Saturday, May 8, 2010

Calendar quilt finished


I handed in my miniature quilt for the calendar competition on Thursday - the theme was cutting corners and I called mine "Cutting corners in a polka dot car". Nothing if not descriptive! Here it is with the quilting done. As with much of my stuff, the execution is a little bit basic ... but it looks happy.


I made another blanket of love too - pink this time.


y mission this weekend is to wash the masses of stuff I bought in American Samoa and see what it turns out like! The purple t-shirt lost so much colour I'm a bit concerned about the fabric, but I'm going to give it a go. If all else fails I see placements! tablecloths! the back of the cupboard!

Wednesday, May 5, 2010

Medallion quilt

Here's a quilt I finished last year and it's one of my favourites ... do I say that about all of them? Probably. It's a random medallion - I made the middle with raw-edge applique (machine stitched down) then thought about the borders and added them as I went.
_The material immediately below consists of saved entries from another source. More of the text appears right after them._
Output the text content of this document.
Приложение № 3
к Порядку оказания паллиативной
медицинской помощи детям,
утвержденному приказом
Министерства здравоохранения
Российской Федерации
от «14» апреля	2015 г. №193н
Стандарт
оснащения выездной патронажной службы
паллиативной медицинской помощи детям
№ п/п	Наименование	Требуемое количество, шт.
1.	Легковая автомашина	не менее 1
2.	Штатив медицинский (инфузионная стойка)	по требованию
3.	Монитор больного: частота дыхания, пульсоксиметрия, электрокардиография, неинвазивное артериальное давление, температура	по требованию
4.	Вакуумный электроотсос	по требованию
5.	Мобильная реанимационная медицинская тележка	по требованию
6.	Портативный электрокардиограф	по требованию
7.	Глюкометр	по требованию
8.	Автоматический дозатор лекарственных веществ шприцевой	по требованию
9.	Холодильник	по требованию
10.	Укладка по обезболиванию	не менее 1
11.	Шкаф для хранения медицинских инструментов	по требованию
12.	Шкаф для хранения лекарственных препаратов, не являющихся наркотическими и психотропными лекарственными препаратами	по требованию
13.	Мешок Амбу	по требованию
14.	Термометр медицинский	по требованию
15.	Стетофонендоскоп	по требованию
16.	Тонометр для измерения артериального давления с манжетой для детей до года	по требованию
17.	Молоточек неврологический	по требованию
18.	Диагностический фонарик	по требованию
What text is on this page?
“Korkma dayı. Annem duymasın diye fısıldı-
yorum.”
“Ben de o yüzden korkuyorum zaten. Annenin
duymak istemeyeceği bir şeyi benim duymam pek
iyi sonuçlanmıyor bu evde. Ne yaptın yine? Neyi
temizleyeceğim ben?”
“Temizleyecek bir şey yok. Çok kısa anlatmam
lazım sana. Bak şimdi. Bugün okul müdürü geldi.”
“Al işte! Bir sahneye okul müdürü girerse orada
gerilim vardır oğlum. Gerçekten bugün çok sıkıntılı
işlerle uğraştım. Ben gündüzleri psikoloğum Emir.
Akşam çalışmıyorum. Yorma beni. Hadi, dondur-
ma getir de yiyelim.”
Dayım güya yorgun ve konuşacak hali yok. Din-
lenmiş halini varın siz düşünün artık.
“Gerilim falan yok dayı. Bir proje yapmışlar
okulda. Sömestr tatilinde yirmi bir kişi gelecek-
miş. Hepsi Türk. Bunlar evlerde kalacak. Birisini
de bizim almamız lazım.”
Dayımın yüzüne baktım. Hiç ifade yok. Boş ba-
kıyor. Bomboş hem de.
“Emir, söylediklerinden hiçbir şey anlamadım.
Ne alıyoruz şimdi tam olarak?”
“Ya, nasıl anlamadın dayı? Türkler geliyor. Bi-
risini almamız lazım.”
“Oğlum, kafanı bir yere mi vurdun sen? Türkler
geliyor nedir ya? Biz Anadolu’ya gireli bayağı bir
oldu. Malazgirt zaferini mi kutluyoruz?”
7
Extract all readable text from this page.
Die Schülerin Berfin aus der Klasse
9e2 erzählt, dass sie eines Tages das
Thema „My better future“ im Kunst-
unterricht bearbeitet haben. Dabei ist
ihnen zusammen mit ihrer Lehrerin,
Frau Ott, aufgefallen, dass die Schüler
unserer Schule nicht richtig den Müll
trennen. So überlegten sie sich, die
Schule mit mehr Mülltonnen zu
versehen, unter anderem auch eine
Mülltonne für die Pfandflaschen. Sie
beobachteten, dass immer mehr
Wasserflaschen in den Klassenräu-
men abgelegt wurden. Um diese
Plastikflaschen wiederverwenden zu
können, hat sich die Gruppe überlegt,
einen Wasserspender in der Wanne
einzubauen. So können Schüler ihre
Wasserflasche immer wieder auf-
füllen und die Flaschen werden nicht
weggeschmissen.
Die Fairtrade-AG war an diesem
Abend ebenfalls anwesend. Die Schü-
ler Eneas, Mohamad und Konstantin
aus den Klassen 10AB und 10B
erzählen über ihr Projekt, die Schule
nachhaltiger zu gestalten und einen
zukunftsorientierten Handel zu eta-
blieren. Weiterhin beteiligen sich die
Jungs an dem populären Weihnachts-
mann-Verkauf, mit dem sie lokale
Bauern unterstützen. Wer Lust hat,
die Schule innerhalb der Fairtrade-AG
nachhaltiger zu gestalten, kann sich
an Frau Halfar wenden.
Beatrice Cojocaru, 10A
Unfortunately I had a problem with the nine-patches on point and had to cut them off halfway round the border one one side. And I measured and everything!!! Sounds like the same problem I had with the black and white one, either my adding or my sewing is seriously off. Although I think the most recent one was much better, so perhaps I'm improving.


Anyway the problem with the border meant this can't really be an exhibition quilt, which is a shame because I love the colours and the warmth of it. It's hand quilted with echo quilting around the applique and just in straight lines over the borders. This quilt is an example of using the ugliest fabric - the background colour for the central applique is an ugly purply-pink that just does not go with anything normally, but just seems to fit happily here. I'm re-visiting this idea (applique medallion with borders) for my show quilt this year, and paying more attention to the fit. Seriously!

Saturday, May 1, 2010

Remember the scraps?

This is what I decided to do with my brainless solid scrap sewing ... I went all Freddy Moran and combined it with black and white! This is not something I would ever have considered doing if I hadn't seen her quilts. I tend to think that soft solids need a soft setting, and would steer away from something so emphatic as black and white prints. BUT I did it, and I think it looks quite cool!


I made some kind of error in the border with the on-point squares. Either my maths or my sewing (or quite possibly both) was out of whack and it is a long way from square, with some alarming bubbles. Given that, I'm finishing it here and not adding on another couple of borders to make it into a double or queen size quilt.


I don't quite love it enough to unpick (I don't think I've ever loved anything enough to unpick). So I've sandwiched it up and will machine quilt it bubbles and all - I think it's about fifty inches square so a good size for a snuggle blanket. Is there a bad size for a snuggle blanket?